Toprak sahaların tozunu yutarken, bir sonraki maçın heyecanını, bir sonraki galibiyetin coşkusunu düşlüyorlardı belki de. Ama bir gün, o sahaların yerini kırmızı çamurlar aldı. Formalarını çıkarıp asker üniformasını giydiler. Ve vatan savunması için, bir daha dönmemek üzere cepheye koştular.

33735 B

Çanakkale, sadece bir savaş değildi. Bir milletin kaderinin yazıldığı, tarihin en büyük destanlarından biriydi.

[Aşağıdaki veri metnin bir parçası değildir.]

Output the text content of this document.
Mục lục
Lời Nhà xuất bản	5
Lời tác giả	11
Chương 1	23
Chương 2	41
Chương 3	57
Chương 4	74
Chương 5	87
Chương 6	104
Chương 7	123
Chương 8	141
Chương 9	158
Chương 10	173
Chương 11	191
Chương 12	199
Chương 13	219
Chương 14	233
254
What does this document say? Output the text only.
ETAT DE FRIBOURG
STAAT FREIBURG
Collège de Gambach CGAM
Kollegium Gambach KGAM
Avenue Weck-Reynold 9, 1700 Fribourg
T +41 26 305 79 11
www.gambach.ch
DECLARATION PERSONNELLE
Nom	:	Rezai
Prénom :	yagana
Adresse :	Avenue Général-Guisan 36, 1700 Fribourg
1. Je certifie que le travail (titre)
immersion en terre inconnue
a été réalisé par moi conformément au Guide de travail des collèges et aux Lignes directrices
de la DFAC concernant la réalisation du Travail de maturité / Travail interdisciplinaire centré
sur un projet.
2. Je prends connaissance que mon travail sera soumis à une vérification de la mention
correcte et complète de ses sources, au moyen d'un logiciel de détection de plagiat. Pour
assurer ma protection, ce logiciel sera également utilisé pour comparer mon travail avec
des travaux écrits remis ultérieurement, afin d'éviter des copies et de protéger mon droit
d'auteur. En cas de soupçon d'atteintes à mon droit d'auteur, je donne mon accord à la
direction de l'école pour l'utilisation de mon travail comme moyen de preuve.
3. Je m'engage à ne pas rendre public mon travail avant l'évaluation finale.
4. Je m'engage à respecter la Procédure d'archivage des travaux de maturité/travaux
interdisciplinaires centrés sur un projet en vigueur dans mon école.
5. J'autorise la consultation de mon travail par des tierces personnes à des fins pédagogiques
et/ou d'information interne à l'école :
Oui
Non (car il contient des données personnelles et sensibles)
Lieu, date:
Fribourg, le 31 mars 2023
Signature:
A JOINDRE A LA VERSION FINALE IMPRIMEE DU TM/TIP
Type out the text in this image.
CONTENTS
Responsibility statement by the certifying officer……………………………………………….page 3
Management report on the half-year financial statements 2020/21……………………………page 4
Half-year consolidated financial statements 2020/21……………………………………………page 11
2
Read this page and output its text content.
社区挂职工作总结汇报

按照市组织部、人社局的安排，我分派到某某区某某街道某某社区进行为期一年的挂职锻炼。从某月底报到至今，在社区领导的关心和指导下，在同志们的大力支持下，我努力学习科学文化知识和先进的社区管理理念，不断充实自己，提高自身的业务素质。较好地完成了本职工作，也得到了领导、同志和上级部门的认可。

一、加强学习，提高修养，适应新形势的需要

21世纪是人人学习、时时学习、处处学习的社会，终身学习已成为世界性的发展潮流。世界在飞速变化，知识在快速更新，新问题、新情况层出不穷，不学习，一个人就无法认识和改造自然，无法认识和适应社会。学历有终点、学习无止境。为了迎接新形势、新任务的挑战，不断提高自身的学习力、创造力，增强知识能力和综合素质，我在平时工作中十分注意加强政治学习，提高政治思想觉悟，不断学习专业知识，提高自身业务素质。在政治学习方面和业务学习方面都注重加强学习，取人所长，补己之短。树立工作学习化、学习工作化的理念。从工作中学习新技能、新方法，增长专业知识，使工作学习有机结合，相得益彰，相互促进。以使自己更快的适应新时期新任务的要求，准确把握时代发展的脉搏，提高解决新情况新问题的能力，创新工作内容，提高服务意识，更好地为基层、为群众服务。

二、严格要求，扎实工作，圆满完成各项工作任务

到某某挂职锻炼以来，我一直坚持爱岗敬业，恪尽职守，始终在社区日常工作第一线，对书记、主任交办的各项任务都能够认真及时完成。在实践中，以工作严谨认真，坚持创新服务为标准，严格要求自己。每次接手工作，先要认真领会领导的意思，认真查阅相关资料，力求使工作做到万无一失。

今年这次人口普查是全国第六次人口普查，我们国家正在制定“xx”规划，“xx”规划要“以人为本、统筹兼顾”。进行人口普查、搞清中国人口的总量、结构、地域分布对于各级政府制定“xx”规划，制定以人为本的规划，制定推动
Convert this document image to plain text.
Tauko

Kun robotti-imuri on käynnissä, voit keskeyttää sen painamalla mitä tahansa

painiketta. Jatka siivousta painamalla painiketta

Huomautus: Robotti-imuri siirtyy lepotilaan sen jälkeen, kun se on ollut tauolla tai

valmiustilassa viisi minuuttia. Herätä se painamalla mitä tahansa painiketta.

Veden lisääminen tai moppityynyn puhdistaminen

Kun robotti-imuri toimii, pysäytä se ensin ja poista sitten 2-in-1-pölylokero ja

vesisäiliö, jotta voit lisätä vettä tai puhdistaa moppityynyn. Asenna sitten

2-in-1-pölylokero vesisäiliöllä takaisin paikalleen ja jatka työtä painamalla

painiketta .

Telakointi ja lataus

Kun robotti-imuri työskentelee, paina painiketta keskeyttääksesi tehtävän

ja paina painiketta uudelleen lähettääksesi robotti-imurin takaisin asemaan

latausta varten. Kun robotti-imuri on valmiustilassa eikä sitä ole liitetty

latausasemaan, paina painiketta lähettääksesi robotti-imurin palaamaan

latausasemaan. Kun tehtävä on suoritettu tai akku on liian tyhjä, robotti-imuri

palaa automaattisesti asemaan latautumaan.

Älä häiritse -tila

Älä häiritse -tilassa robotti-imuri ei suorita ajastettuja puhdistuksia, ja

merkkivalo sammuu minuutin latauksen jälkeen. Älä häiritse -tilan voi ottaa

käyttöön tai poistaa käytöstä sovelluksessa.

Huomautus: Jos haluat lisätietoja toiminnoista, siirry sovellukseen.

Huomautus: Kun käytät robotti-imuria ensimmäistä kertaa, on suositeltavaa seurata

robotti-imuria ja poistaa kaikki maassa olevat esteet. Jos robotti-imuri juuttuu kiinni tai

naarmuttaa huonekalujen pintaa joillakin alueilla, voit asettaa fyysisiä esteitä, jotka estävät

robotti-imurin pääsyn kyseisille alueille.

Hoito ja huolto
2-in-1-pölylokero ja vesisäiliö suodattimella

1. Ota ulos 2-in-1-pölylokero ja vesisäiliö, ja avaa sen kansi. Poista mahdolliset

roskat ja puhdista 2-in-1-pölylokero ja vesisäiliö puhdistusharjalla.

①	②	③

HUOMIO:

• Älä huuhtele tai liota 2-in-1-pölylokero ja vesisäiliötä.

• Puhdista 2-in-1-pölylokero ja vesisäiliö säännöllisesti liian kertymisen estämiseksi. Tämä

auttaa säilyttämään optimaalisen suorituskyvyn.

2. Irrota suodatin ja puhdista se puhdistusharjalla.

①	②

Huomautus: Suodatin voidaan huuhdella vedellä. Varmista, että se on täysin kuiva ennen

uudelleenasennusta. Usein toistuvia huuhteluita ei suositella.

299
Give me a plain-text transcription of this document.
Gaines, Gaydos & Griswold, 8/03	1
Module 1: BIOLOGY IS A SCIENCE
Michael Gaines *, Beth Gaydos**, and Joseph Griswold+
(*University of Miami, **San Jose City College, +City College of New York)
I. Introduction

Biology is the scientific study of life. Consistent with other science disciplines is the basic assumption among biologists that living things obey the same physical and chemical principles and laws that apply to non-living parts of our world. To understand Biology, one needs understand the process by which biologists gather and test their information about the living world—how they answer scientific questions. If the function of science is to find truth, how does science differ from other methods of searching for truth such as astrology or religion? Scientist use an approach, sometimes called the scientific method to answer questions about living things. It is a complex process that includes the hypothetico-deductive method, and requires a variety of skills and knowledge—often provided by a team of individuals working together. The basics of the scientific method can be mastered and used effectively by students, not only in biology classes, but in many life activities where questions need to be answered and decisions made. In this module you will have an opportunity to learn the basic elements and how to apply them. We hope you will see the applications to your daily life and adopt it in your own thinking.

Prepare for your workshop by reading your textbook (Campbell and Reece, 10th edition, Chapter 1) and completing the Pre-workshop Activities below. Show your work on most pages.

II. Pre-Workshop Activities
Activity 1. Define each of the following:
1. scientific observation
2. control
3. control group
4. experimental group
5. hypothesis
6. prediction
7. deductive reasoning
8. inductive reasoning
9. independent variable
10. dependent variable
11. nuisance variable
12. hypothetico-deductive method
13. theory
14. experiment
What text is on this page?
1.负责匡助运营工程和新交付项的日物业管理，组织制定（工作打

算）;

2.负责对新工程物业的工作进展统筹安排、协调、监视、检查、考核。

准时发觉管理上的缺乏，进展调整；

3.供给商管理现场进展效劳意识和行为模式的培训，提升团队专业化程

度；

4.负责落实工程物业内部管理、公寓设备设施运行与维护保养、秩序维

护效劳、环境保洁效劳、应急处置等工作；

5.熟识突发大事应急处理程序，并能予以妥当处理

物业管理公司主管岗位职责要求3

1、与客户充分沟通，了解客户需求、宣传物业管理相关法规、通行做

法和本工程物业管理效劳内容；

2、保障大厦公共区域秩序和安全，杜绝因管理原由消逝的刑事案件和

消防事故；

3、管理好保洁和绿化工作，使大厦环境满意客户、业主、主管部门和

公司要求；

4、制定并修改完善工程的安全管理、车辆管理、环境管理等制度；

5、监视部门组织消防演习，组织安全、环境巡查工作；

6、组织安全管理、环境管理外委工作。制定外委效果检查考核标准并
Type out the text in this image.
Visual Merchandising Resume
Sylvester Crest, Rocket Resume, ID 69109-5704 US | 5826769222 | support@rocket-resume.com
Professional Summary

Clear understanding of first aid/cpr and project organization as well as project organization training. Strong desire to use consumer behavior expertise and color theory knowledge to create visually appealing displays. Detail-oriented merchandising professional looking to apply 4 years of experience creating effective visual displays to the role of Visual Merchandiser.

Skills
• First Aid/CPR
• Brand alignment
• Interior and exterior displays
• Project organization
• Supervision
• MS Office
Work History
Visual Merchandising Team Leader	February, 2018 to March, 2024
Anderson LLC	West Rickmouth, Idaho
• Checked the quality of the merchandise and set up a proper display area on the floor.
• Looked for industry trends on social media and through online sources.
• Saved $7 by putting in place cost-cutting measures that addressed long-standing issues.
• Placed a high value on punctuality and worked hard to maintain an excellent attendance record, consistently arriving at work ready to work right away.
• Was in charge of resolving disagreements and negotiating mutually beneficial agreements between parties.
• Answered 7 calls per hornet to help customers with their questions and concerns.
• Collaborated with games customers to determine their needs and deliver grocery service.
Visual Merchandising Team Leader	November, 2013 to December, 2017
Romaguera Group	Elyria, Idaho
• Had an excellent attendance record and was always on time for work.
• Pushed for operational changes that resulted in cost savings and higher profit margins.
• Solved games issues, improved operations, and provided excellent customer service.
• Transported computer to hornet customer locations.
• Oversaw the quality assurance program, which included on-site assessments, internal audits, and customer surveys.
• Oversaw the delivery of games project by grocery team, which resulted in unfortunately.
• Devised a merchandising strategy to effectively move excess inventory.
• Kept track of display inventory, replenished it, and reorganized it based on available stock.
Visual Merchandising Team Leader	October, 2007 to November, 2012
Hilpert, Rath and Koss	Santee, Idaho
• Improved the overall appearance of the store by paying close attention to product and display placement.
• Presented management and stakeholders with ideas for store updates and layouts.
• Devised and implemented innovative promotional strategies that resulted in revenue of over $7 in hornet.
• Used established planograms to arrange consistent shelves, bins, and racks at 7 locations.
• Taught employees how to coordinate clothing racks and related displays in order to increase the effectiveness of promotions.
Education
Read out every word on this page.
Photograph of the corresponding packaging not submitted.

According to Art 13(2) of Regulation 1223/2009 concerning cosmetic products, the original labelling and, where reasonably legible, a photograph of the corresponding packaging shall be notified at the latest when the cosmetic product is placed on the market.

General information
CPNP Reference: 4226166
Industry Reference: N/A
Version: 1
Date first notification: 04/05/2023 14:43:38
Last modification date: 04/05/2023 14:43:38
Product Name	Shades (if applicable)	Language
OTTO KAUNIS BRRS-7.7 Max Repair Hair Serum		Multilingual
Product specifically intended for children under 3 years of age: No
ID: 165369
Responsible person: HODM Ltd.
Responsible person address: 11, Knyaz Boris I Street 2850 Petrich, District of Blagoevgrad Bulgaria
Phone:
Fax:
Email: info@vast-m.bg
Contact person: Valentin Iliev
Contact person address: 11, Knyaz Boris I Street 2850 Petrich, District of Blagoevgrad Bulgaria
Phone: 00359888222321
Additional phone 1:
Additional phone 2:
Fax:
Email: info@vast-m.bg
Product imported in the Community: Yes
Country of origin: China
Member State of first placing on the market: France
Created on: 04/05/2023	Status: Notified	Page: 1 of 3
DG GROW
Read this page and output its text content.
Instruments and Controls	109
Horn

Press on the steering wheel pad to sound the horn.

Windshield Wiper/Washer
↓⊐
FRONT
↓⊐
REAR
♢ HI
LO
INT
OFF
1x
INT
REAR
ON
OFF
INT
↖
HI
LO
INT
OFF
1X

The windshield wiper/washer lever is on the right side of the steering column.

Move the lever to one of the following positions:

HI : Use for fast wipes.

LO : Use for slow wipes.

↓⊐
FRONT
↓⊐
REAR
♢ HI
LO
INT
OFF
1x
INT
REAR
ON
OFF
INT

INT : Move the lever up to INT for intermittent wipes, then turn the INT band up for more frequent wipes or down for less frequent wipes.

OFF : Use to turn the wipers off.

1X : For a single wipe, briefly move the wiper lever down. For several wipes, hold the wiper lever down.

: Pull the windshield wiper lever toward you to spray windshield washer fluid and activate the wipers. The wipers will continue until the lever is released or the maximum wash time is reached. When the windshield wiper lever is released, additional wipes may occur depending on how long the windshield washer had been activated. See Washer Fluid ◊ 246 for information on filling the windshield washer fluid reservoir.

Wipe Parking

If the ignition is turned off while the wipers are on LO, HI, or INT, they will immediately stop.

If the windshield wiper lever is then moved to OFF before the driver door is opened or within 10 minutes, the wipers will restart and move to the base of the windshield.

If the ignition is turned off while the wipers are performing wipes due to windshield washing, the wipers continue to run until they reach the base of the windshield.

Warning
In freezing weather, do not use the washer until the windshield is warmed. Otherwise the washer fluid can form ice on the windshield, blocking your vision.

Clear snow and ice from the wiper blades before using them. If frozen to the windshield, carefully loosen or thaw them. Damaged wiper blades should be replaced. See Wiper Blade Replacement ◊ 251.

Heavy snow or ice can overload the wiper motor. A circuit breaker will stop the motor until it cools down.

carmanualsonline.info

O destanın satır aralarında, meşin yuvarlağın peşinde koşan, statlarda alkışlanan gençler de vardı. Beşiktaşlı, Galatasaraylı, Fenerbahçeli futbolcular… sahaların yıldızları, o gün vatanın kara bahtını aydınlatmak için cepheye gittiler.

Vatan toprağını kanlarıyla suladılar

Galatasaray’ın genç yıldızı Hasnun Galip, henüz 18 yaşındaydı. Sahada oyun kurmak için değil, vatanını korumak için cephedeydi. Neşet, Nazmi, Cemil, Mehmet Ali… Hepsi Galatasaray formasını terlettikten sonra, vatan toprağını kanlarıyla suladılar. Beşiktaş’tan Doktor Mehmet, muallim Sadi, kaptan Kazım… O gün saha kenarındaki doktor değil, cephede yaralıları saran bir şifa eliydi. Ama Çanakkale, dost düşman ayırt etmeyen bir cenk yeriydi.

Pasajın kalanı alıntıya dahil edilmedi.